3.3. Cadre théorique et posture scientifique pour la gestion de l’environnement

3.3.2.1 A NALYSE DU SYSTÈME DE GESTION EFFECTIVE

3.3.2.1.2. Les enquêtes

Deux types d’entretiens semi directifs ont été menés : le premier, appliqué à tous les acteurs, a pour but de connaître leur vision sur le développement économique, social et environnemental de la commune, leur rôle et leur action théorique ou réelle sur l’environnement et enfin la vision qu’ils ont des autres acteurs.
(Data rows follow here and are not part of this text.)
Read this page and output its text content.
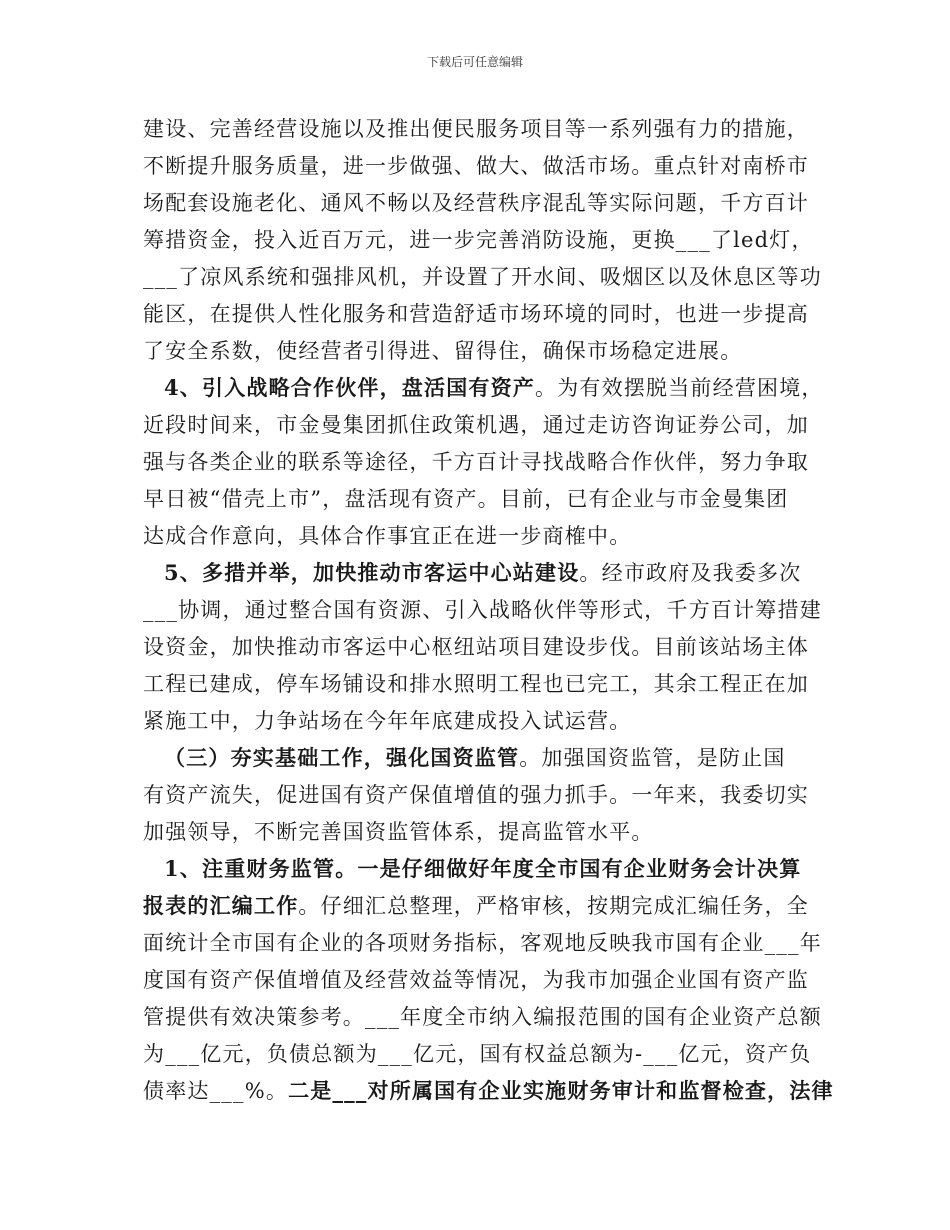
下载后可任意编辑
建设、完善经营设施以及推出便民服务项目等一系列强有力的措施，
不断提升服务质量，进一步做强、做大、做活市场。重点针对南桥市
场配套设施老化、通风不畅以及经营秩序混乱等实际问题，千方百计
筹措资金，投入近百万元，进一步完善消防设施，更换___了led灯，
___了凉风系统和强排风机，并设置了开水间、吸烟区以及休息区等功
能区，在提供人性化服务和营造舒适市场环境的同时，也进一步提高
了安全系数，使经营者引得进、留得住，确保市场稳定进展。
4、引入战略合作伙伴，盘活国有资产。为有效摆脱当前经营困境，
近段时间来，市金曼集团抓住政策机遇，通过走访咨询证券公司，加
强与各类企业的联系等途径，千方百计寻找战略合作伙伴，努力争取
早日被“借壳上市”，盘活现有资产。目前，已有企业与市金曼集团
达成合作意向，具体合作事宜正在进一步商榷中。
5、多措并举，加快推动市客运中心站建设。经市政府及我委多次
___协调，通过整合国有资源、引入战略伙伴等形式，千方百计筹措建
设资金，加快推动市客运中心枢纽站项目建设步伐。目前该站场主体
工程已建成，停车场铺设和排水照明工程也已完工，其余工程正在加
紧施工中，力争站场在今年年底建成投入试运营。
（三）夯实基础工作，强化国资监管。加强国资监管，是防止国
有资产流失，促进国有资产保值增值的强力抓手。一年来，我委切实
加强领导，不断完善国资监管体系，提高监管水平。
1、注重财务监管。一是仔细做好年度全市国有企业财务会计决算
报表的汇编工作。仔细汇总整理，严格审核，按期完成汇编任务，全
面统计全市国有企业的各项财务指标，客观地反映我市国有企业___年
度国有资产保值增值及经营效益等情况，为我市加强企业国有资产监
管提供有效决策参考。___年度全市纳入编报范围的国有企业资产总额
为___亿元，负债总额为___亿元，国有权益总额为-___亿元，资产负
债率达___%。二是___对所属国有企业实施财务审计和监督检查，法律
Le second type d’enquêtes concerne exclusivement les acteurs ayant une action directe sur l’environnement (agriculteurs, caboclos et forestiers), a pour but de caractériser les systèmes de production et les pratiques de gestion de l’environnement qu’ils ont développés jusqu'à aujourd’hui.
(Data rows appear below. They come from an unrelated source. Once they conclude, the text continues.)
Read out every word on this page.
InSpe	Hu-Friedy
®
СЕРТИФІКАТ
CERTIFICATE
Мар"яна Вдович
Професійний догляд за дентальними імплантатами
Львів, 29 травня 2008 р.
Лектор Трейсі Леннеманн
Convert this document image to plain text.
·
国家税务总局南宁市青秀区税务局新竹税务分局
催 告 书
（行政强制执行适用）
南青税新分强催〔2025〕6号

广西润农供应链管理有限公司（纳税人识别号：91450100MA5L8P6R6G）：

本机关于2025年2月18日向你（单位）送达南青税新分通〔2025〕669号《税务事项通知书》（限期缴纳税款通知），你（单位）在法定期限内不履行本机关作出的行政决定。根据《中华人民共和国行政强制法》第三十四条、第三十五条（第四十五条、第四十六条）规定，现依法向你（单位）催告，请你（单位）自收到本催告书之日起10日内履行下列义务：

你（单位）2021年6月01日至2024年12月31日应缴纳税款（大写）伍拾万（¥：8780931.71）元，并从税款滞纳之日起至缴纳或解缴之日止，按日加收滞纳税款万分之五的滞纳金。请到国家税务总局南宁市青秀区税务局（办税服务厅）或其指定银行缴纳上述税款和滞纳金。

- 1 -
Pour caractériser les systèmes de production des agriculteurs, une entrée classique, celle de l’orientation productive des exploitations, est utilisée. Le questionnaire a été élaboré à partir des premières enquêtes, effectuées en 1994 et 1997, sur les structures des systèmes de production (Veiga et al., 1996 ; Ferreira, 2001). Nous avons reconstitué l’évolution structurelle de chaque exploitation et l’évolution des pratiques, de protection et d’utilisation des ressources forestières de chaque agriculteur. L’entretien, semi directif, est réalisé en une visite pour les cas les plus simples et a requis jusqu’à quatre passages pour les cas plus complexes (propriétés comprenant plusieurs lots et une grande diversité de systèmes de productions). Les cas les plus simples sont représentés par les colons très récemment installés, ayant un système de production simple. Les cas les plus complexes concernent des colons arrivés au début de la colonisation étant passés par tous les cycles agricoles, ayant un système de production très diversifié sur plusieurs lots. L’entretien avec l’agriculteur et sa famille a

généralement été suivi d’une visite de l’exploitation qui permet de confirmer et de préciser les informations du questionnaire. Les thèmes abordés par les questionnaires sont :

ƒ L’agriculteur et sa famille (lieu d’origine, date d’installation, disponibilité de main d’œuvre, données socioéconomiques générales) ;

ƒ Les caractéristiques de la propriété (nombre de lots, date achat et de vente, distance de la Transamazonienne, etc.) ;

ƒ La production agricole (surfaces en cultures vivrières, en cultures pérennes, en pâturage, les pratiques d’implantation et d’entretien, les pratiques d’élevage avec la formation et la conduite du troupeau, etc.) ;

ƒ Les ressources forestières utilisées (pratique de conservation, pratique d’utilisation, espèce, volume, vente, autoconsommation, pratique de chasse, etc.).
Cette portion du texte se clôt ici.